Spacecom upgrades for the future

The U.S. Space Command is planning a massive $1.8 billion upgrade project for the Cheyenne Mountain Operations Center, Colorado Springs, Colo., that will lay the systems integration groundwork for a future national missile defense system. Industry sources expect the command to issue a solicitation

The U.S. Space Command is planning a massive $1.8 billion upgrade project for the Cheyenne Mountain Operations Center, Colorado Springs, Colo., that will lay the systems integration groundwork for a future national missile defense system.

Industry sources expect the command to issue a solicitation in July for the Integrated Space Command and Control (ISC2) contract to provide hardware and software upgrades, future communications architecture planning and various information technology services to the Cheyenne Mountain complex, the location of the North American Aerospace Defense Command (NORAD) network operations center. The contract is expected to be awarded in February 2000 and will span 15 years.

Known as the "Mountain," the Cheyenne Mountain complex collects data from a worldwide network of satellites, radar systems and other sensors and processes that data on sophisticated computer systems to warn of ballistic nuclear missile or air attacks against North America. In addition, the center will be the focal point for command and control of the Defense Department's future National Missile Defense program to intercept and destroy incoming missiles before they reach the United States.

"We have developed an NMD concept of operations with a key assumption being [that] NMD would be a logical extension of NORAD's North American aerospace warning and control mission," said Gen. Richard Myers, commander in chief of Spacecom, during a recent hearing of the Senate Armed Services Committee on Military Space Programs. "Centralized command and control will be handled at the Cheyenne Mountain Operations Center with the NMD site [in Alaska] as a backup."

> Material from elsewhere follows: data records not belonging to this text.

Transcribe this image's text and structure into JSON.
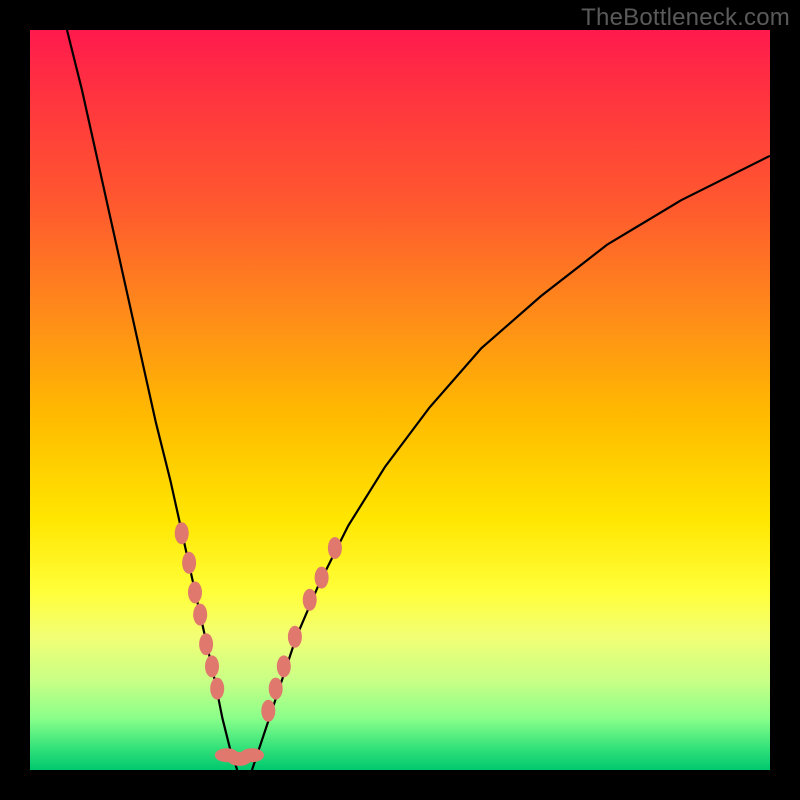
{
  "watermark": "TheBottleneck.com",
  "chart_data": {
    "type": "line",
    "title": "",
    "xlabel": "",
    "ylabel": "",
    "xlim": [
      0,
      100
    ],
    "ylim": [
      0,
      100
    ],
    "notes": "Two curve branches descending to a minimum near x≈26-30 at y≈0; background is a vertical red→green heat gradient.",
    "series": [
      {
        "name": "left-branch",
        "x": [
          5,
          7,
          9,
          11,
          13,
          15,
          17,
          19,
          21,
          23,
          25,
          26,
          27,
          28
        ],
        "y": [
          100,
          92,
          83,
          74,
          65,
          56,
          47,
          39,
          30,
          21,
          12,
          7,
          3,
          0
        ]
      },
      {
        "name": "right-branch",
        "x": [
          30,
          31,
          32,
          34,
          36,
          39,
          43,
          48,
          54,
          61,
          69,
          78,
          88,
          100
        ],
        "y": [
          0,
          3,
          6,
          12,
          18,
          25,
          33,
          41,
          49,
          57,
          64,
          71,
          77,
          83
        ]
      }
    ],
    "markers": {
      "left_branch": [
        {
          "x": 20.5,
          "y": 32
        },
        {
          "x": 21.5,
          "y": 28
        },
        {
          "x": 22.3,
          "y": 24
        },
        {
          "x": 23.0,
          "y": 21
        },
        {
          "x": 23.8,
          "y": 17
        },
        {
          "x": 24.6,
          "y": 14
        },
        {
          "x": 25.3,
          "y": 11
        }
      ],
      "bottom": [
        {
          "x": 26.6,
          "y": 2.0
        },
        {
          "x": 28.3,
          "y": 1.5
        },
        {
          "x": 30.0,
          "y": 2.0
        }
      ],
      "right_branch": [
        {
          "x": 32.2,
          "y": 8
        },
        {
          "x": 33.2,
          "y": 11
        },
        {
          "x": 34.3,
          "y": 14
        },
        {
          "x": 35.8,
          "y": 18
        },
        {
          "x": 37.8,
          "y": 23
        },
        {
          "x": 39.4,
          "y": 26
        },
        {
          "x": 41.2,
          "y": 30
        }
      ]
    }
  }
}
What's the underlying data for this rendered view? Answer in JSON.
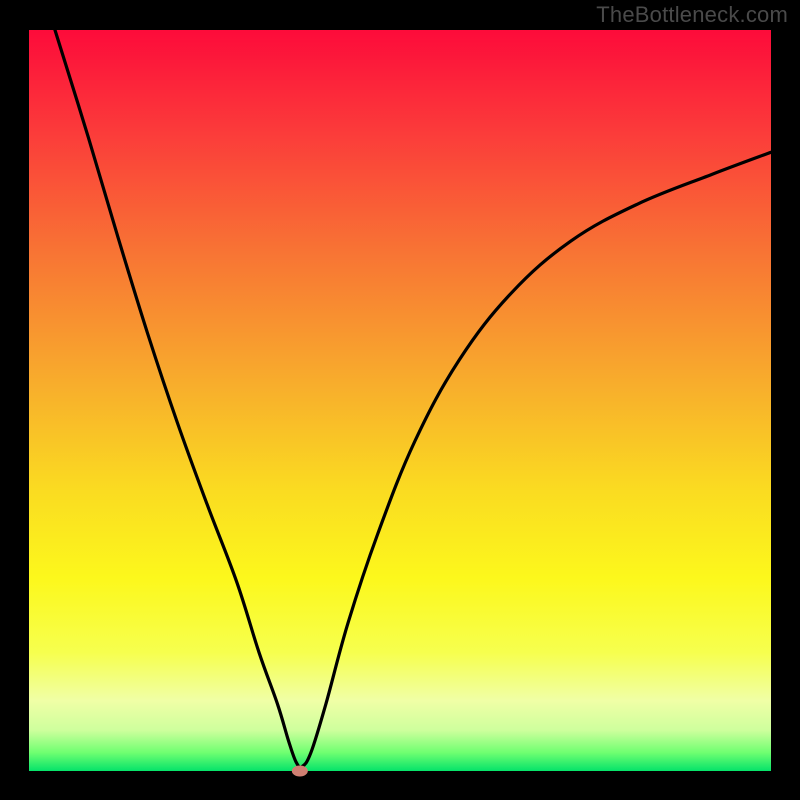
{
  "watermark": "TheBottleneck.com",
  "chart_data": {
    "type": "line",
    "title": "",
    "xlabel": "",
    "ylabel": "",
    "xlim": [
      0,
      100
    ],
    "ylim": [
      0,
      100
    ],
    "grid": false,
    "legend": false,
    "annotations": [
      {
        "type": "marker",
        "x": 36.5,
        "y": 0,
        "color": "#cf7f72",
        "shape": "ellipse"
      }
    ],
    "series": [
      {
        "name": "curve",
        "color": "#000000",
        "x": [
          3.5,
          8,
          12,
          16,
          20,
          24,
          28,
          31,
          33.5,
          35,
          36,
          36.8,
          38,
          40,
          43,
          47,
          52,
          58,
          65,
          73,
          82,
          92,
          100
        ],
        "y": [
          100,
          85.5,
          72,
          59,
          47,
          36,
          25.5,
          16,
          9,
          4,
          1.2,
          0.6,
          2.5,
          9,
          20,
          32,
          44.5,
          55.5,
          64.5,
          71.5,
          76.5,
          80.5,
          83.5
        ]
      }
    ],
    "background_gradient": {
      "type": "vertical",
      "stops": [
        {
          "offset": 0.0,
          "color": "#fd0b3a"
        },
        {
          "offset": 0.14,
          "color": "#fb3c3a"
        },
        {
          "offset": 0.3,
          "color": "#f87434"
        },
        {
          "offset": 0.48,
          "color": "#f8ae2c"
        },
        {
          "offset": 0.62,
          "color": "#fadb21"
        },
        {
          "offset": 0.74,
          "color": "#fcf81c"
        },
        {
          "offset": 0.84,
          "color": "#f6ff4e"
        },
        {
          "offset": 0.905,
          "color": "#f0ffa6"
        },
        {
          "offset": 0.945,
          "color": "#ceff9d"
        },
        {
          "offset": 0.975,
          "color": "#70ff71"
        },
        {
          "offset": 1.0,
          "color": "#05e36a"
        }
      ]
    }
  }
}
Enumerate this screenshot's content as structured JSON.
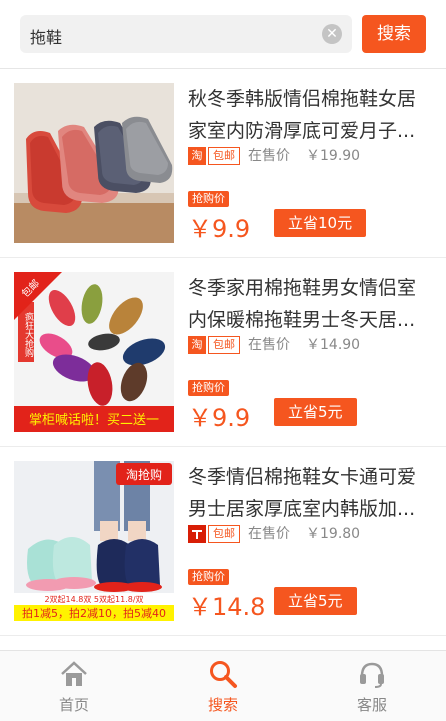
{
  "search": {
    "value": "拖鞋",
    "button_label": "搜索"
  },
  "products": [
    {
      "title": "秋冬季韩版情侣棉拖鞋女居家室内防滑厚底可爱月子...",
      "shop_icon": "淘",
      "freeship": "包邮",
      "status": "在售价",
      "orig_price": "￥19.90",
      "deal_tag": "抢购价",
      "price": "￥9.9",
      "save_label": "立省10元"
    },
    {
      "title": "冬季家用棉拖鞋男女情侣室内保暖棉拖鞋男士冬天居...",
      "shop_icon": "淘",
      "freeship": "包邮",
      "status": "在售价",
      "orig_price": "￥14.90",
      "deal_tag": "抢购价",
      "price": "￥9.9",
      "save_label": "立省5元",
      "thumb_text": {
        "corner": "包邮",
        "banner": "掌柜喊话啦！买二送一",
        "side": "疯狂大抢购"
      }
    },
    {
      "title": "冬季情侣棉拖鞋女卡通可爱男士居家厚底室内韩版加...",
      "shop_icon": "天猫",
      "freeship": "包邮",
      "status": "在售价",
      "orig_price": "￥19.80",
      "deal_tag": "抢购价",
      "price": "￥14.8",
      "save_label": "立省5元",
      "thumb_text": {
        "corner": "淘抢购",
        "small": "2双起14.8双 5双起11.8/双",
        "banner": "拍1减5，拍2减10，拍5减40"
      }
    }
  ],
  "tabbar": {
    "home": "首页",
    "search": "搜索",
    "service": "客服"
  },
  "colors": {
    "accent": "#f5561f"
  }
}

Lt. Col. Mark Cerise, Spacecom's ISC2 program manager, said ISC2 is part of Spacecom's "vision of [building] an integrated command and control system with fewer stovepipe command and control centers." The program's objectives include migrating the current baseline of C2 systems to a more standards-based environment, reducing the total cost of ownership and designing an infrastructure that is flexible enough to support future missions, such as NMD.

"[NORAD and Spacecom] can't afford any lapses in mission integrity," Cerise said. Carrying out ISC2 will be like "changing an engine on an airplane in flight," he said. In addition, Cerise said the winner of ISC2 will have to work "seamlessly" with Boeing Co., the lead systems integrator for NMD, in order to pull off the NMD vision.

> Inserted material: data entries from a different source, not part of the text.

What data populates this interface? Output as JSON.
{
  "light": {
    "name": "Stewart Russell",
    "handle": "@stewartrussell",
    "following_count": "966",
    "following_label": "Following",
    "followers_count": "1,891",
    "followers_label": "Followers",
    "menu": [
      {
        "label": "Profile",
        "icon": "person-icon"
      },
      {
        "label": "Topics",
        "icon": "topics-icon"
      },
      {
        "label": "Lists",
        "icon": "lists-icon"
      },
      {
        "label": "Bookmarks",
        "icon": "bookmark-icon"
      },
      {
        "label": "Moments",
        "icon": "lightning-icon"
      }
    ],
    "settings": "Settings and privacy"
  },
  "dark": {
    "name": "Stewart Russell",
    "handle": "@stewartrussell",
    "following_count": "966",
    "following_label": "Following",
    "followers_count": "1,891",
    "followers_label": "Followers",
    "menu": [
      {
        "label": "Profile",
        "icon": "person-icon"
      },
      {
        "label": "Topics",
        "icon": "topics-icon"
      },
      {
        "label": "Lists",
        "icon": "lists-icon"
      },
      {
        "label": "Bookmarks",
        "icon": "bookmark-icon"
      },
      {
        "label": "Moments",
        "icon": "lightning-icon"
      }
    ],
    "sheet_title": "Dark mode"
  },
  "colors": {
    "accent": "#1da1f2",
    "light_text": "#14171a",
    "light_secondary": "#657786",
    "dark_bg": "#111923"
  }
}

The issue of developing and fielding an NMD system, hotly debated since the early days of the Reagan administration, recently took shape once again after Congress last month overwhelmingly voted to commit the United States to fielding a NMD system "as soon as technologically possible." Although DOD's current plans do not call for a decision on whether to move forward with fielding a system until June 2000, many believe the ISC2 contract is the first step toward preparing DOD's command, control, communications and intelligence (C3I) infrastructure for the NMD mission.

"The team that wins this is going to be very important for a long time in the NORAD community," said Ken Moore, the ISC2 business development manager for TRW Inc.

Vendors noted that the reliability and integration requirements of the system will present an immense challenge for contractors. "They want to modernize and integrate the air and missile defenses and the space battle management applications [in such a way] that they minimize risk while capturing cost savings," said Tony Manganello, Litton/PRC Inc.'s capture manager for ISC2. "It's never easy to integrate systems that have always led stovepiped existences."

One of the main challenges facing the team that wins the ISC2 contract is developing and migrating the Battle Management C3I software into a tool mature enough to handle the future NMD mission. The failure last week of the Navy's Theater High Altitude Area Defense missile to intercept an incoming missile during a test flight underscores the difficulty of designing an end-to-end system capable of identifying, tracking and killing incoming missiles equipped with multiple nuclear warheads.

According to Moore, the NMD and ISC2 efforts must be tightly integrated to achieve the nation's missile defense goals. He noted that there may be more than 30 stovepipe systems in the Cheyenne Mountain complex that run the full gamut of operating systems and machine language code.

Thad Madden, a spokesman for Lockheed Martin Corp., characterized the ISC2 effort as "combining the command and control mission of NORAD and Spacecom into a single command and control program." He said it underscores the importance of space systems to the future national military strategy.

"This program will set parameters for how space will be used in future conflicts and is going to require large-scale integration and command and control experience," Madden said.

However, some experts do not see the C3I integration issues as major obstacles to eventually fielding an NMD system. "I don't see any particular C3I or integration challenge," said Allen Thomson, a former CIA analyst specializing in satellite systems. "My concern is that the baseline threat is [being] highly tailored to make the NMD feasible."